Hematologic parameters: WBC counts must be ≥ 3000/mm3, granulocytes
- 1500/mm3, and platelets ≥ 100,000/m3.
Non-hematologic parameters: Patients without liver metastases must have bilirubin ≤ 1.5 institutional upper limit of normal (IULN), whereas bilirubin in patients with known liver metastases must be <2.5-times the IULN. AST/ALT must not be >2.5 times IULN.
At least 2 weeks beyond corticosteroids, except low doses (i.e., 20 mg/day of prednisone or equivalent) to treat nausea or other illness such as rheumatoid arthritis.
Patients able to understand and give written informed consent. Informed consent must be obtained prior to baseline studies for enrollment purposes.

Exclusion criteria

Women who are pregnant or lactating. Women of childbearing potential and fertile men will be informed as to the potential risk of procreation while participating in this trial and will be advised that they must use effective contraception during and for a period of 3 months.

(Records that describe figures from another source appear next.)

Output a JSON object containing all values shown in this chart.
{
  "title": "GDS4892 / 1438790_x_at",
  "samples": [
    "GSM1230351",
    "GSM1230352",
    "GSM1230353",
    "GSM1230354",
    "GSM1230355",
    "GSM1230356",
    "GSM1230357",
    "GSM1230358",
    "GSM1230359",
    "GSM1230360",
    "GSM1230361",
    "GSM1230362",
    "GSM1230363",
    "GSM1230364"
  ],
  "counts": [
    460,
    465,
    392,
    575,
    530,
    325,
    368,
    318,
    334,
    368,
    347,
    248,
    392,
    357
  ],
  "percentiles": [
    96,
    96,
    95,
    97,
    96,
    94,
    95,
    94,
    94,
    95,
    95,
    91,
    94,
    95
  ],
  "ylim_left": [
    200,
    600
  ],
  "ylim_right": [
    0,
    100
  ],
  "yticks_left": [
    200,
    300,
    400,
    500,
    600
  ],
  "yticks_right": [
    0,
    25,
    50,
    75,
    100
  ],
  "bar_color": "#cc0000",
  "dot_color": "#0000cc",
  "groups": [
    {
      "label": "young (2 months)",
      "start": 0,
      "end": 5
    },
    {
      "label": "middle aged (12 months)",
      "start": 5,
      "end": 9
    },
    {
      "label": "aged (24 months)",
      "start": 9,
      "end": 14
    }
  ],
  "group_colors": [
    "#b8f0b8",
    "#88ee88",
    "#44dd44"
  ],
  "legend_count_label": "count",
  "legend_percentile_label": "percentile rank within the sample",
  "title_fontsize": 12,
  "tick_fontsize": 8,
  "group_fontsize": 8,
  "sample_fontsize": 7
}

Patients with plasma CEA >1000 ng/mL or lesions exceeding 10 cm in diameter.
Patients with severe anorexia or other gastrointestinal-related symptomatology (e.g., nausea, vomiting).
Patients with known HIV or hepatitis B or C.
Patients with an active second primary malignancy at the time of study entry, with the exception of carcinoma in situ of the cervix.
Patients with known metastatic disease to the central nervous system.
Patients with evidence of bone marrow metastases. Screening only required for patients with suspicion of metastases. Patients with ≥ 25% bone marrow involvement are excluded.
Patients who are, in the opinion of the investigator, unable to comply with the protocol requirements.
Institutionalized subjects (e.g., prisons, psychiatric facilities).
Known history of active coronary artery disease, unstable angina, myocardial infarction, or congestive heart failure present within 6 months or cardiac arrhythmia requiring anti-arrhythmia therapy.
Known autoimmune disease or presence of autoimmune phenomena (except rheumatoid arthritis requiring only low dose maintenance corticosteroids); or infection requiring intravenous antibiotic use within 1 week.
Known history of active COPD, or other moderate-to-severe respiratory illness present within 6 months.
Patients who are diabetic and/or have high blood pressure are at a higher risk for developing late-stage renal failure. While these patients will not be specifically excluded, physician-investigators must carefully discuss the associated late risks to these patients.
Patients must be at least 4 weeks beyond prior chemotherapy, surgery, radiotherapy to an index lesion, or experimental therapy (i.e., drugs, biologicals, procedures) and meet all eligibility criteria.
Patients who received a treatment containing a nitrosourea compound will not be enrolled for at least 6 weeks after the end of that treatment.